Com base nas declarações de Cid e dos familiares do militar, a defesa do tenente-coronel pediu à PF que investigue os advogados Luiz Eduardo Kuntz e Fabio Wanjgarten sobre possível tentativa de obstrução de investigação.
Apesar dos relatos sobre Paulo Bueno, a defesa de Cid não incluiu o advogado de Bolsonaro na investigação.
O ministro Alexandre de Moraes, do STF (Supremo Tribunal Federal), determinou na quinta-feira (25) que os três advogados sejam ouvidos pela Polícia Federal sobre as suspeitas levantadas por Mauro Cid.
Kuntz afirmou à reportagem que “dada a indevida interpretação da minha atividade profissional, irei me manifestar nos autos, inclusive para preservar a menor”. “Destaco, apenas, que tais documentos são muito importantes para reforçar que a prisão do meu cliente (Cel Marcelo Câmara) é desnecessária e, consequentemente, ilegal”, disse.
Wajngarten escreveu no X (ex-Twitter) que recebeu com tranquilidade a notícia de que terá de prestar depoimento à Polícia Federal. “A criminalização da advocacia é a cortina de fumaça para tentar ocultar a expressa falta de voluntariedade do réu delator Mauro Cid e a consequente nulidade da colaboração”, completou.
Procurado, Paulo Bueno não se manifestou.
No depoimento à PF, o tenente-coronel voltou a negar que tenha utilizado uma conta no Instagram para conversar com o advogado Kuntz sobre sua delação premiada.

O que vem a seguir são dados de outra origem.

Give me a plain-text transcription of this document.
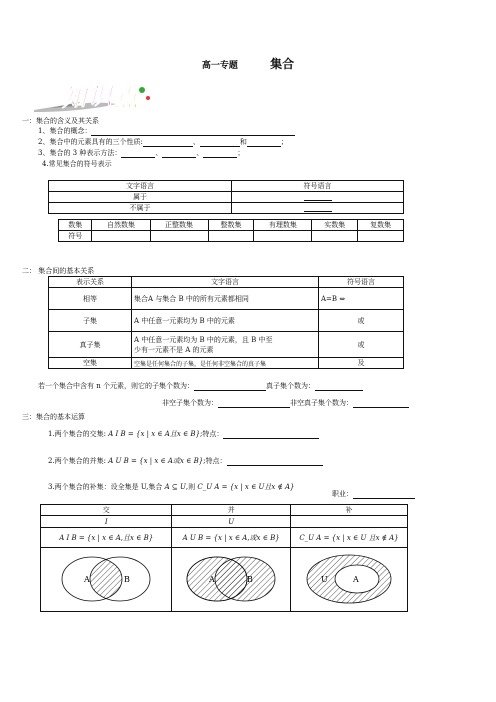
高一专题	集合
知 识 点
一：集合的含义及其关系
1、集合的概念：
2、集合中的元素具有的三个性质:	、	和	；
3、集合的 3 种表示方法：	、	、	；
4.常见集合的符号表示
文字语言	符号语言
属于	
不属于	
数集	自然数集	正整数集	整数集	有理数集	实数集	复数集
符号						
二： 集合间的基本关系
表示关系	文字语言	符号语言
相等	集合A 与集合 B 中的所有元素都相同	A=B ⇔
子集	A 中任意一元素均为 B 中的元素	或
真子集	A 中任意一元素均为 B 中的元素，且 B 中至
少有一元素不是 A 的元素	或
空集	空集是任何集合的子集，是任何非空集合的真子集	及
若一个集合中含有 n 个元素，则它的子集个数为：	真子集个数为：
非空子集个数为：	非空真子集个数为：
三：集合的基本运算
1.两个集合的交集: A I B = {x | x ∈ A且x ∈ B};特点：
2.两个集合的并集: A U B = {x | x ∈ A或x ∈ B};特点：
3.两个集合的补集：设全集是 U,集合 A ⊆ U,则 C_U A = {x | x ∈ U且x ∉ A}
职业：
交	并	补
I	U	
A I B = {x | x ∈ A,且x ∈ B}	A U B = {x | x ∈ A,或x ∈ B}	C_U A = {x | x ∈ U 且x ∉ A}

A B	A B	U A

O diálogo supostamente trocado pelos dois foi apresentado por Kuntz ao STF na última semana. O advogado mostrou uma foto de Cid, gravações de voz e mensagens de texto trocadas entre os perfis do Instagram.
Documentos enviados pela Meta mostram que o perfil suspeito, @gabrielar702, está vinculado ao email de Mauro Cid.
O militar disse à PF que suspeita que as trocas de mensagens tenham sido forjadas.
“Indagado sobre como o advogado Luiz Eduardo de Almeida Santos Kuntz teria obtido áudios e foto do declarante, respondeu que acredita que alguém teria gravado o declarante, sem sua ciência e autorização, e repassado os áudios para o advogado Luiz Eduardo de Almeida Santos Kuntz”, disse Cid, segundo o termo de depoimento.
“Que um dos áudios divulgados pela revista Veja, ouvido pela declarante, está editado e recortado; que em relação a foto, acredita que tenha sido algum arquivo vazado e que foi usado para compor a imagem apresentada pelo advogado Luiz Eduardo de Almeida Santos Kuntz”, completou.
A suspeita da defesa de Cid é que alguém que o visitou tenha gravado a conversa na sala da casa do militar. Os advogados simularam a gravação nos últimos dias. A expectativa é que a Polícia Federal consiga responder às suspeitas antes do julgamento dos réus da trama golpista.